Gunji Y, Tagawa M, Matsubara H, Takenaga K, Sugaya M, Tasaki K, Maeda T, Kondo F, Nakajima K, Suzuki T, Asano T, Ochiai T, Isono K, Sakiyama S
Department of Surgery (II), School of Medicine, Chiba University, Japan.
Cancer Lett. 1996 Dec 3;109(1-2):171-6. doi: 10.1016/s0304-3835(96)04442-4.

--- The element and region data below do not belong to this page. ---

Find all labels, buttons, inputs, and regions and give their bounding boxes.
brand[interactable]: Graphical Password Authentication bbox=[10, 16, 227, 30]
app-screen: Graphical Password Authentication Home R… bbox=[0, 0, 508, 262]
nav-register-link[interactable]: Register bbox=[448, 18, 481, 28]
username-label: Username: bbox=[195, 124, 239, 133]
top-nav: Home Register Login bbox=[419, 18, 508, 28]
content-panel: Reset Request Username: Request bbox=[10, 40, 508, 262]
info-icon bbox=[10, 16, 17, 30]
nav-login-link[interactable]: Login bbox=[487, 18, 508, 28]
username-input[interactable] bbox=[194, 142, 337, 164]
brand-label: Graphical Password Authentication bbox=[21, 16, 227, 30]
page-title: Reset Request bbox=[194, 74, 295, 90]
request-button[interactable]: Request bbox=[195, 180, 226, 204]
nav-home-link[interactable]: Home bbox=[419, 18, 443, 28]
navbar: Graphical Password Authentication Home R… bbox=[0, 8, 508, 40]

We have examined the antitumor effect of murine colon carcinoma cells engineered to produce human interleukin-2 (IL-2) in syngeneic mice. Subcutaneous inoculation of retrovirally-transduced cells with IL-2 gene formed small tumors, but they became regressed spontaneously. Consequently, the inoculated mice showed prolonged survival. Histological examination of the tumors derived from IL-2-producers revealed predominant infiltration of macrophages around tumor necrotic masses. Thus, inoculation of IL-2-producing cells could protect the mice from subsequent subcutaneous or intraperitoneal challenges with wild-type cells, suggesting the induction of acquired immunity due to the effect of tumor vaccination.
我们研究了经基因工程改造后能产生人白细胞介素-2(IL-2)的小鼠结肠癌细胞在同基因小鼠体内的抗肿瘤作用。皮下接种携带IL-2基因的逆转录病毒转导细胞形成了小肿瘤,但这些肿瘤随后自发消退。因此,接种的小鼠生存期延长。对源自产生IL-2细胞的肿瘤进行组织学检查发现,肿瘤坏死灶周围主要是巨噬细胞浸润。因此,接种产生IL-2的细胞可保护小鼠免受随后野生型细胞皮下或腹腔注射的攻击,这表明肿瘤疫苗接种效应诱导了获得性免疫。